How this skill works

The skill inspects platform-agnostic patterns and maps them to provider-specific services (EC2/VMs/Compute Engine, S3/Blob/Cloud Storage, EKS/AKS/GKE, Lambda/Functions/Cloud Functions). It highlights identity and access management, networking configuration, troubleshooting steps, and recovery procedures for compromised credentials. Quick CLI commands and a debug checklist help validate identity, region, permissions, and audit logs.

When to use it

  • Designing multi-cloud or single-cloud infrastructure blueprints
  • Implementing CI/CD pipelines and automated deployments
  • Securing accounts, roles, and network boundaries before production launch
  • Optimizing cloud spend and performing FinOps reviews
  • Recovering from compromised credentials or access incidents

Best practices

  • Use provider-managed services where appropriate to reduce operational overhead
  • Enforce least-privilege IAM policies and centralize audit logs with CloudTrail/Equivalents
  • Define network boundaries with VPCs/subnets and explicit security group rules
  • Automate deployments and configuration with CI/CD and infrastructure-as-code
  • Establish cost controls: budgets, alerts, and tagging for chargeback and FinOps

Example use cases

  • Create a landing zone with organization-level controls and centralized logging
  • Migrate workloads to managed Kubernetes (EKS/AKS/GKE) with automated rollout pipelines
  • Build serverless backends for event-driven workloads using Lambda/Functions
  • Perform a security incident response: disable keys, review audit logs, rotate credentials
  • Run a cost optimization audit to identify idle instances and oversized resources

FAQ

Which CLI commands are critical for initial troubleshooting?
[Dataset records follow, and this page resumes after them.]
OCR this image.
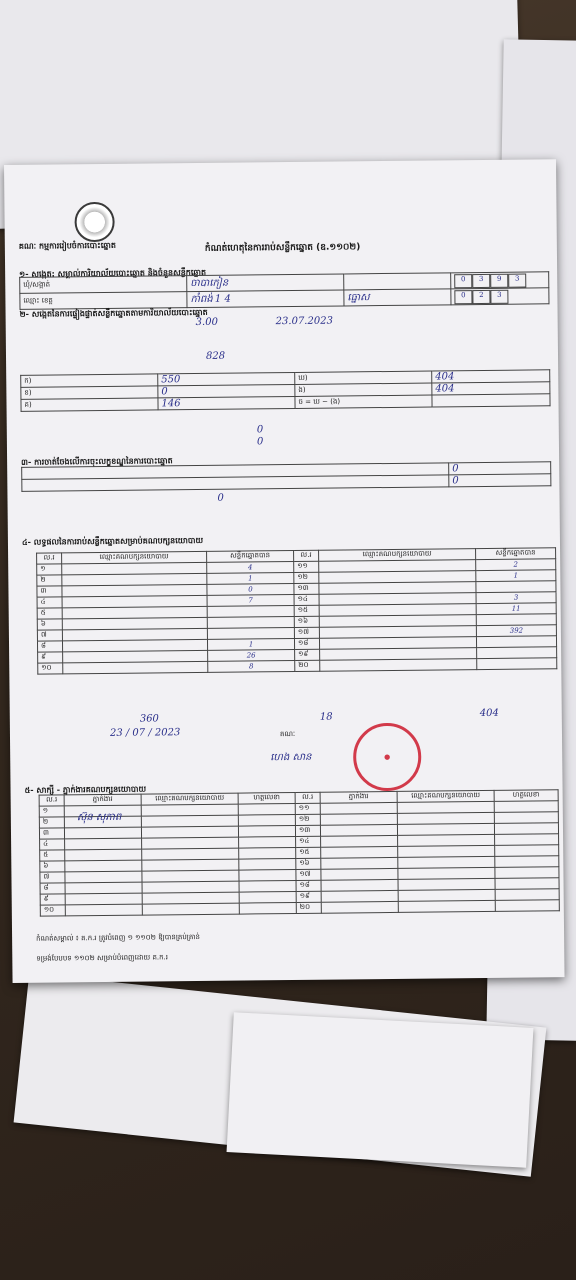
គណៈ កម្មការរៀបចំការបោះឆ្នោត	កំណត់ហេតុនៃការរាប់សន្លឹកឆ្នោត (ឧ.១១០២)
១- សង្កេត: សម្គាល់ការិយាល័យបោះឆ្នោត និងចំនួនសន្លឹកឆ្នោត
ឃុំ/សង្កាត់	ចាបាកៀន		0 3 9 3
ឈ្មោះ ខេត្ត	កាំពង់ 1 4	ធ្នោស	0 2 3
២- សង្កេតនៃការផ្ទៀងផ្ទាត់សន្លឹកឆ្នោតតាមការិយាល័យបោះឆ្នោត
3.00	23.07.2023
828
ក)	550	ឃ)	404
ខ)	0	ង)	404
គ)	146	ច = ឃ − (ង)	
0
0
៣- ការចាត់ចែងលើការចុះលក្ខខណ្ឌនៃការបោះឆ្នោត
	0
	0
0
៤- លទ្ធផលនៃការរាប់សន្លឹកឆ្នោតសម្រាប់គណបក្សនយោបាយ
ល.រ	ឈ្មោះគណបក្សនយោបាយ	សន្លឹកឆ្នោតបាន	ល.រ	ឈ្មោះគណបក្សនយោបាយ	សន្លឹកឆ្នោតបាន
១		4	១១		2
២		1	១២		1
៣		0	១៣		
៤		7	១៤		3
៥			១៥		11
៦			១៦		
៧			១៧		392
៨		1	១៨		
៩		26	១៩		
១០		8	២០		
360	18	404
23 / 07 / 2023	គណៈ
ហេង សាន	●
៥- សាក្សី - ភ្នាក់ងារគណបក្សនយោបាយ
ល.រ	ភ្នាក់ងារ	ឈ្មោះគណបក្សនយោបាយ	ហត្ថលេខា	ល.រ	ភ្នាក់ងារ	ឈ្មោះគណបក្សនយោបាយ	ហត្ថលេខា
១				១១			
២				១២			
៣				១៣			
៤				១៤			
៥				១៥			
៦				១៦			
៧				១៧			
៨				១៨			
៩				១៩			
១០				២០			
ស៊ុន សុភាព
កំណត់សម្គាល់ ៖ គ.ក.រ ត្រូវបំពេញ ១ ១១០២ ឱ្យបានគ្រប់គ្រាន់
ទម្រង់បែបបទ ១១០២ សម្រាប់បំពេញដោយ គ.ក.រ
Use provider CLIs to validate identity and resources: aws sts get-caller-identity, az login / az account list, gcloud auth login; then list compute and cluster resources.

What steps to take if an access key is compromised?

Immediately disable the key, review CloudTrail or provider audit logs for scope of use, rotate credentials, and update any automation that depended on the key.